The purpose of this action research was to evaluate how the implementation of asynchronous online discussions into the classroom impacts the critical thinking skills of secondary language arts students. Although critical thinking has shown to be an important 21st century skill (Paul & Elder, 2002), many students are leaving high school lacking the thinking skills necessary to succeed in a modern society (Arum & Roksa, 2011; Conley, 2015). Standardized testing results within the population of this study indicated similar critical thinking deficits as the rest of the nation. This study focused on two central research questions: (1) To what extent will the integration of asynchronous online discussions into the English curriculum impact the critical thinking skills of language arts students? (2) How do language arts students perceive the use of asynchronous online discussions to impact their critical thinking skills?
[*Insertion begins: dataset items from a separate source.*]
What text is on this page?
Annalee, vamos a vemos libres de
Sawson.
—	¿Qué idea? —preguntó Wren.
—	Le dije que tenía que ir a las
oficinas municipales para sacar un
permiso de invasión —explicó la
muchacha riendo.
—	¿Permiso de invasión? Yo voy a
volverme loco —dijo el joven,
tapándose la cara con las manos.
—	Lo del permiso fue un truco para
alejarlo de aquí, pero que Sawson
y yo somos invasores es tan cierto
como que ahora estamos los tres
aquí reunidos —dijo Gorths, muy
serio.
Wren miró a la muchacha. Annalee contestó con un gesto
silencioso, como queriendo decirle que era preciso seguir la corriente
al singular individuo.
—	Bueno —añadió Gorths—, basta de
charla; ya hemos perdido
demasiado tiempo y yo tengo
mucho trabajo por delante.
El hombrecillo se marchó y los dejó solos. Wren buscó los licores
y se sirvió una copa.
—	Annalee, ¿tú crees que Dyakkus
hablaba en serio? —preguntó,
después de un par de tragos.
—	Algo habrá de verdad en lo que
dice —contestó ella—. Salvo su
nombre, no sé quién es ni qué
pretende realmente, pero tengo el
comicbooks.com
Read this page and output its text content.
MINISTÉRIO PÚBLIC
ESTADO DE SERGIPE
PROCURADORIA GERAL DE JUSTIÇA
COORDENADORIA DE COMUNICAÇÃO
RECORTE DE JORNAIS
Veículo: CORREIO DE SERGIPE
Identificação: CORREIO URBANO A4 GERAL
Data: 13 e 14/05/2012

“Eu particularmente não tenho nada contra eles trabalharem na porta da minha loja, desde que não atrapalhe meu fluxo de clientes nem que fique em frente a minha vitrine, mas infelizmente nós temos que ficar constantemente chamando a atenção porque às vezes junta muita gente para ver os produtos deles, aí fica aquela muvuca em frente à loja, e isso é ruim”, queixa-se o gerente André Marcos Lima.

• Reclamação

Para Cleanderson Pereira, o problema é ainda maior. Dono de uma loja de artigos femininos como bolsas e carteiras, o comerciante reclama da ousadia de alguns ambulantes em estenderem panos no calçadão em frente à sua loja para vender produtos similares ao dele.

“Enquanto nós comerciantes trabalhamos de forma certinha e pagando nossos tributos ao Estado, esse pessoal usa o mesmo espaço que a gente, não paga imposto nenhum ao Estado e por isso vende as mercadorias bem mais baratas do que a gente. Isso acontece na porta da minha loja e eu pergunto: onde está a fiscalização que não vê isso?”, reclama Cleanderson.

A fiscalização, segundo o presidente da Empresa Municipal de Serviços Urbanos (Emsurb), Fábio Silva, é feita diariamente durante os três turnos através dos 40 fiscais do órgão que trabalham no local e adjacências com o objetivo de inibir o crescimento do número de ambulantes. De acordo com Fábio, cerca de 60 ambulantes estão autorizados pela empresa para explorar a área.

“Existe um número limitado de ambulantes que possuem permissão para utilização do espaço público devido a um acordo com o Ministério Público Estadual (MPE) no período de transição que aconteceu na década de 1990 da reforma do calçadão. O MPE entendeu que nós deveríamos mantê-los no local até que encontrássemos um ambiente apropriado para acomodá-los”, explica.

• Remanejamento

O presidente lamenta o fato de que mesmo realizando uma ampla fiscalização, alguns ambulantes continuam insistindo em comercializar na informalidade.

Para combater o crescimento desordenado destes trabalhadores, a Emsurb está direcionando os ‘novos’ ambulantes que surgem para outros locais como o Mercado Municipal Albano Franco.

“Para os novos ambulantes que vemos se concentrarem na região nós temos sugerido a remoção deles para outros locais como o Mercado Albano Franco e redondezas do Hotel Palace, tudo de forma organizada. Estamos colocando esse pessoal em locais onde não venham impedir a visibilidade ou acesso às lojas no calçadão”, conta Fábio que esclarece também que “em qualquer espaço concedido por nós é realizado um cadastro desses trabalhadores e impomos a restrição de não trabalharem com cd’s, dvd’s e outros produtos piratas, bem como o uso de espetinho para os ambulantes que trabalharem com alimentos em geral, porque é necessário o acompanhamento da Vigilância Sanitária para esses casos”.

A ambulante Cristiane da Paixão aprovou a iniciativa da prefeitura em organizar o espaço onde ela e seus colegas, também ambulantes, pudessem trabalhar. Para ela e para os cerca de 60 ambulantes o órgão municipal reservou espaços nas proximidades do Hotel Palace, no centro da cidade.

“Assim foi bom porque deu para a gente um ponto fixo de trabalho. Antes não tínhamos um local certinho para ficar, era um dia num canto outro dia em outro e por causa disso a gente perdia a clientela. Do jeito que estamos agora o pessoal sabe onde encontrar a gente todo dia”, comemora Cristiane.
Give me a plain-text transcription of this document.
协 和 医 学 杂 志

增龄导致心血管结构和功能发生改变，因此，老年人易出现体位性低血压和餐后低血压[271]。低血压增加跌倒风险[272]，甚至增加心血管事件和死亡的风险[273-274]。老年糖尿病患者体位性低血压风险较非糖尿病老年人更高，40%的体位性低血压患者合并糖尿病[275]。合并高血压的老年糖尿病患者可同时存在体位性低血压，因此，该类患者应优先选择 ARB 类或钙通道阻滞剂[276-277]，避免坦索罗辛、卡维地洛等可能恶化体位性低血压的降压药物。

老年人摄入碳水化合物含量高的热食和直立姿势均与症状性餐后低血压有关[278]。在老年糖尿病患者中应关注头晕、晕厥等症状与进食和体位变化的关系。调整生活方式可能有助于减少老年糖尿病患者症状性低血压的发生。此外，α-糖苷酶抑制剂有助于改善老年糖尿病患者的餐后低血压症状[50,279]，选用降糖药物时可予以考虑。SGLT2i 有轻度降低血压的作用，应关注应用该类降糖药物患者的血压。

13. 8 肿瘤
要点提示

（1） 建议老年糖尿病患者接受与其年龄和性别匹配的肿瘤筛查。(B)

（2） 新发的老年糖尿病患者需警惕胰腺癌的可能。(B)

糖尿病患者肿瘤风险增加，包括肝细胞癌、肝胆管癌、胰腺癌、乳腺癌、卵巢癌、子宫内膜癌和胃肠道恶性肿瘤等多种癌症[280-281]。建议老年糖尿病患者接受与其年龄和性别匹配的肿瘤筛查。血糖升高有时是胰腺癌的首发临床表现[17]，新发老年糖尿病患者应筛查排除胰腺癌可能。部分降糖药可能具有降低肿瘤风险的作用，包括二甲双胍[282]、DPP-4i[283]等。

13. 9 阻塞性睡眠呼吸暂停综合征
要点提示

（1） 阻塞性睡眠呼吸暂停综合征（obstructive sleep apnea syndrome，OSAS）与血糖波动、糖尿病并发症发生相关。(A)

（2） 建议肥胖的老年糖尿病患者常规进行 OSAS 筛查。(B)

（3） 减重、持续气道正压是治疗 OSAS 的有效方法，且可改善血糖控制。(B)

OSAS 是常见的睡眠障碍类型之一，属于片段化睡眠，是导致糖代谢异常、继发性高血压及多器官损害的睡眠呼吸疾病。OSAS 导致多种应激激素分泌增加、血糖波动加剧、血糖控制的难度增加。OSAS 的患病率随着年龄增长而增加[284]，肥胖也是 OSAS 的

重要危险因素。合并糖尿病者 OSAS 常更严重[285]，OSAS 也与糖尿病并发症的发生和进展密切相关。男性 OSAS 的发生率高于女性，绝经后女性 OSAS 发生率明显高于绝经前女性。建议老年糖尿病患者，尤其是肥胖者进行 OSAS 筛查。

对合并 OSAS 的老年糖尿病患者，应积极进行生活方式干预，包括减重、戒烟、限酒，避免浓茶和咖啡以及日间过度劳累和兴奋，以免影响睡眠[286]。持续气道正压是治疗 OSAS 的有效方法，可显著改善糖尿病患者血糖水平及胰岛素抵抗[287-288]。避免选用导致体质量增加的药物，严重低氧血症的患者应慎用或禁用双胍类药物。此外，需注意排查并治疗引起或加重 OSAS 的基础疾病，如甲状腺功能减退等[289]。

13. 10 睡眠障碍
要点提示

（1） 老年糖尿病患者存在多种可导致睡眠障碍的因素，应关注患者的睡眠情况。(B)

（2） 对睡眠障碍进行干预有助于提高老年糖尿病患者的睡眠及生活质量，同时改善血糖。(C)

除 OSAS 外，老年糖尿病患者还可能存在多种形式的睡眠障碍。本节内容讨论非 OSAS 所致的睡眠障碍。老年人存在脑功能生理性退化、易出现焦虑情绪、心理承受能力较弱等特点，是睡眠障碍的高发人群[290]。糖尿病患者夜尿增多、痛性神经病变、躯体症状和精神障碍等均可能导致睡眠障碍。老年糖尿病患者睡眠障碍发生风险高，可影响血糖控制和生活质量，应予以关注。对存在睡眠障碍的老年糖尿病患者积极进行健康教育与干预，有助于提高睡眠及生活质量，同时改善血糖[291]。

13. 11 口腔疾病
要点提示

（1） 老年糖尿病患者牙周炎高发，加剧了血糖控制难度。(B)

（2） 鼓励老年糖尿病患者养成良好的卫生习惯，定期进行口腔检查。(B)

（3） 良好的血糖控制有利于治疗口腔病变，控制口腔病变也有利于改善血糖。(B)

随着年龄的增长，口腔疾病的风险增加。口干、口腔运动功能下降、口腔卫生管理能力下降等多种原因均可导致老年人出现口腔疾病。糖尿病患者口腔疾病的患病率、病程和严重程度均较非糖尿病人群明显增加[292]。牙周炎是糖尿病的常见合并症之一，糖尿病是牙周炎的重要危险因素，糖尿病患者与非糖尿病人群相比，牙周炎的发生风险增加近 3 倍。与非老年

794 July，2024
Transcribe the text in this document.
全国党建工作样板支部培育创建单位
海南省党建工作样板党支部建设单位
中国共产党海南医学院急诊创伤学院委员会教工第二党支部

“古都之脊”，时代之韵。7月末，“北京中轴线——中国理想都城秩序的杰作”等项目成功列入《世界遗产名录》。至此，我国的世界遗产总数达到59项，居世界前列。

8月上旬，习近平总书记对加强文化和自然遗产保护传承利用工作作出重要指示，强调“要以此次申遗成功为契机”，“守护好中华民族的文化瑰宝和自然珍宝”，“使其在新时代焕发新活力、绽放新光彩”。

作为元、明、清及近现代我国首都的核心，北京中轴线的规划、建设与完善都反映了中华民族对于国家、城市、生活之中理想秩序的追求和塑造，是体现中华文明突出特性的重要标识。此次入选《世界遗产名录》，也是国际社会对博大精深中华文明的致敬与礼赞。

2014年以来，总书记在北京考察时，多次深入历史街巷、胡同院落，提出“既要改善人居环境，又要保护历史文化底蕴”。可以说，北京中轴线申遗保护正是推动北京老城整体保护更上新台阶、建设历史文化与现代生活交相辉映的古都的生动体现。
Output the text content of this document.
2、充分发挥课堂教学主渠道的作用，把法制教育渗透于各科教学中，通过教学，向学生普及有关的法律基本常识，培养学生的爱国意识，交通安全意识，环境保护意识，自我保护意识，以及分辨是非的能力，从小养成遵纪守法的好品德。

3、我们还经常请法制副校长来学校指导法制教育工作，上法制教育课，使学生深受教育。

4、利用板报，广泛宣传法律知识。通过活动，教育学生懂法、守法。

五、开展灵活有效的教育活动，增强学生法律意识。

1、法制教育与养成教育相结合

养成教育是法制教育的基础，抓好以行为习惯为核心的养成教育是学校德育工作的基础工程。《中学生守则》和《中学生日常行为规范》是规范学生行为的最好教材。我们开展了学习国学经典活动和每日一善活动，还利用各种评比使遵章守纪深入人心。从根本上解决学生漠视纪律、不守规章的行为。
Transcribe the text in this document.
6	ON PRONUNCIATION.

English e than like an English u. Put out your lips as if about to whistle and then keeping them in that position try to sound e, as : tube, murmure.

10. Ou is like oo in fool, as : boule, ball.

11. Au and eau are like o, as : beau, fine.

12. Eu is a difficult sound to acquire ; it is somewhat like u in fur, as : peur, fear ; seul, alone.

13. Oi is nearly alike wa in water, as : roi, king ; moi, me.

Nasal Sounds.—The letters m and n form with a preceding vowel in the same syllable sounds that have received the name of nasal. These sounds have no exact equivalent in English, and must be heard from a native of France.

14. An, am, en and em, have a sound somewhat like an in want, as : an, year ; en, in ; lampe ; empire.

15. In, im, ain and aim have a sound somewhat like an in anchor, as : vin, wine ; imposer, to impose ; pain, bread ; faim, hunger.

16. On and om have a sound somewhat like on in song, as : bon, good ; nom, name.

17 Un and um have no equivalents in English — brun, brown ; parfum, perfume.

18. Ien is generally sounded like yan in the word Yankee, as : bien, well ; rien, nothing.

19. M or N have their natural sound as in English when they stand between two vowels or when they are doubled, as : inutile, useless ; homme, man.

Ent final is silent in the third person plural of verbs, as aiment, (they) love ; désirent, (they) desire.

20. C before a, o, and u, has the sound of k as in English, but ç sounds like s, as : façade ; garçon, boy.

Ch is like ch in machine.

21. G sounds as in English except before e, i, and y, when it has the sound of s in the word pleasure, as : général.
In this convergent parallel mixed methods study, students enrolled in my English 1 Honors course (n = 46) engaged in asynchronous discussion which was centered on a structured weekly debate. Debate groups received increasingly complex prompts each week and participated in required periods of reading, reflecting, writing, and responding. The Cornell Critical Thinking Test was used as a pre- and post-test to measure the impact of the intervention on student critical thinking skills. In addition, student discussion posts were analyzed at the beginning, middle, and end of the intervention with the Holistic Critical Thinking Scoring Rubric to examine how critical thinking skills evolved throughout the course of the study. Students completed a Likert style questionnaire, and a subset of students participated in focus group interviews about their perceptions of how asynchronous discussion impacted their ability to critically think. Transcripts of the focus group interviews were coded looking for patterns and similar ideas in order to generate general themes about the data. Results from all four measures indicated that asynchronous discussions positively impacted student critical thinking skills. Likewise, students had positive perceptions of asynchronous discussions and its impact on their critical thinking ability. Implications on developing secondary school students’ critical thinking are discussed.